Syntactic Robustness for LLM-based Code Generation
Laboni Sarker, Mara Downing, Achintya Desai, Tevfik Bultan
TL;DR
This paper formalizes syntactic robustness for LLM-based code generation, showing that semantically equivalent but syntactically different formulas can lead to non-equivalent code outputs. It defines a rigorous framework with G: P → C, semantic equivalence of formulas, program equivalence, and a robustness degree relative to a reference code C^R_F, then evaluates on univariate equations across linear, quadratic, trig, and logarithmic forms. By introducing mutation rules M1–M5 and a reductions-based pre-processing workflow, the authors demonstrate that GPT-3.5-Turbo and GPT-4 are not inherently robust to such syntactic variations, but robustness can be driven to 100% with prompt reduction. The work provides a principled prompting and testing pipeline, including differential testing against 1000 inputs and a carefully constructed set of 627 variations, offering practical guidance for reliable code generation in numerical tasks and informing future prompt-engineering strategies in safety-critical software contexts.
Abstract
Rapid advances in the field of Large Language Models (LLMs) have made LLM-based code generation an important area for investigation. An LLM-based code generator takes a prompt as input and produces code that implements the requirements specified in the prompt.

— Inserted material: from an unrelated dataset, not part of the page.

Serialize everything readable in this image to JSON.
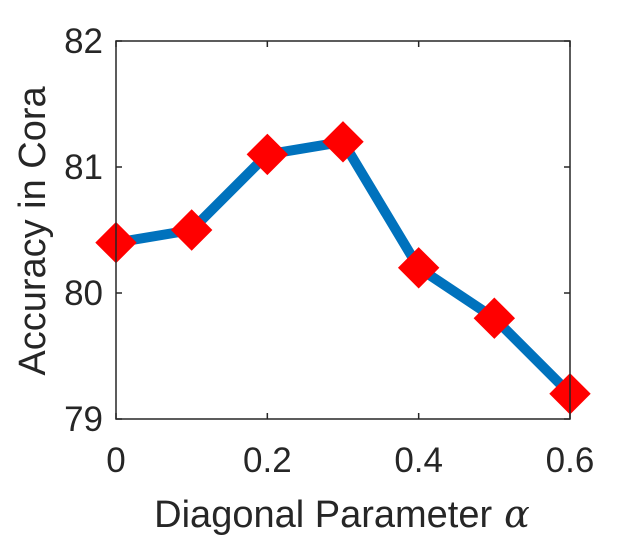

Many software requirements include mathematical formulas that specify the expected behavior of the code to be generated. Given a code generation prompt that includes a mathematical formula, a reasonable expectation is that, if the formula is syntactically modified without changing its semantics, the generated code for the modified prompt should be semantically equivalent. We formalize this concept as syntactic robustness and investigate the syntactic robustness of GPT-3.5-Turbo and GPT-4 as code generators. To test syntactic robustness, we generate syntactically different but semantically equivalent versions of prompts using a set of mutators that only modify mathematical formulas in prompts. In this paper, we focus on prompts that ask for code that generates solutions to variables in an equation, when given coefficients of the equation as input. Our experimental evaluation demonstrates that GPT-3.5-Turbo and GPT-4 are not syntactically robust for this type of prompts. To improve syntactic robustness, we define a set of reductions that transform the formulas to a simplified form and use these reductions as a pre-processing step. Our experimental results indicate that the syntactic robustness of LLM-based code generation can be improved using our approach.